A single-engine propeller plane crashed at Yao Airport in Osaka Prefecture at about 4:20 p.m. Saturday, with all four people on board confirmed dead inside the aircraft.
The Osaka prefectural police were investigating the accident as a case of professional negligence resulting in deaths. The police were to identify the victims, all of whom are believed to be men, and the cause of the accident.
According to the transport ministry, the captain of the plane was a man named Yasushi Nishimoto.
According to the ministry and the Yao Airport office, the four-seater Mooney M20C was heading for the airport in the city of Yao after departing from Kobe Airport in neighboring Hyogo Prefecture at 4:03 p.m.
The plane crashed into a grassy area near the 1,490-meter Runway A, one of the two runways at Yao Airport, and burst into flames after notifying an air controller that it would make a repeat landing attempt.

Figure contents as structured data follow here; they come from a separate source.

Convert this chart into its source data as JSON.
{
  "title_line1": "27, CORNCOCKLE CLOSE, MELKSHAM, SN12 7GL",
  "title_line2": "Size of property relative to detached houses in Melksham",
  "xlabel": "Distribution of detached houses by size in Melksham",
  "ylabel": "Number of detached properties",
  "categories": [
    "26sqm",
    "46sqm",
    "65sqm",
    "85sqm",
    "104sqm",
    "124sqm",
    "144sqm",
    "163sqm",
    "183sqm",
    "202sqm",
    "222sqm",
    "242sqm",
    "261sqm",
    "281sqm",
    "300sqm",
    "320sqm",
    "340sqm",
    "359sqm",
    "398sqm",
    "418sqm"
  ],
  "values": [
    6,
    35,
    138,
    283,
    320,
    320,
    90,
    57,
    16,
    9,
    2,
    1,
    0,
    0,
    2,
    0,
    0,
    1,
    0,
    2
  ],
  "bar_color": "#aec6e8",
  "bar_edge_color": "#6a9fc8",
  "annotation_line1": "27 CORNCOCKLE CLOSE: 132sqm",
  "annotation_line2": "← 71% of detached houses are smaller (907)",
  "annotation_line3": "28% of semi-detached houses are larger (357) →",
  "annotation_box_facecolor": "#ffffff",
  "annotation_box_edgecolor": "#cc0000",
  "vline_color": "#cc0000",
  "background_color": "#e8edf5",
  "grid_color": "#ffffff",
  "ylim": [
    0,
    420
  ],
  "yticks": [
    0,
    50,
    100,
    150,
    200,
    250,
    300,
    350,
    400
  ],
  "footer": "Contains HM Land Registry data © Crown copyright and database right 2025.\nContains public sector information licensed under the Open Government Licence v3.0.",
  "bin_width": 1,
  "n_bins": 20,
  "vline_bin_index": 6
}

The cockpit of the small plane, which is seven meters long and 10.7 meters wide, was completely destroyed in the crash, according to the police and firefighters.
The fire was extinguished about 4:40 p.m.
Visibility was good at the time of the accident while the wind speed was 1.5 meters per second at 4 p.m.
The Japan Transport Safety Board were to send two investigators to the airport.
In May 2015, the plane obtained a certificate of airworthiness after clearing checks by government inspectors. Aircraft must obtain the certificate every year. It was registered in 1997.
Yao Airport, located in a residential district, is about 15 kilometers southeast of Osaka Station of West Japan Railway Co., or JR West.
The airport is used mainly for flights for aerial surveys, pilot training and sightseeing, but not for regular flight services. It was fully returned from the U.S. military in 1954 and put into service in 1960.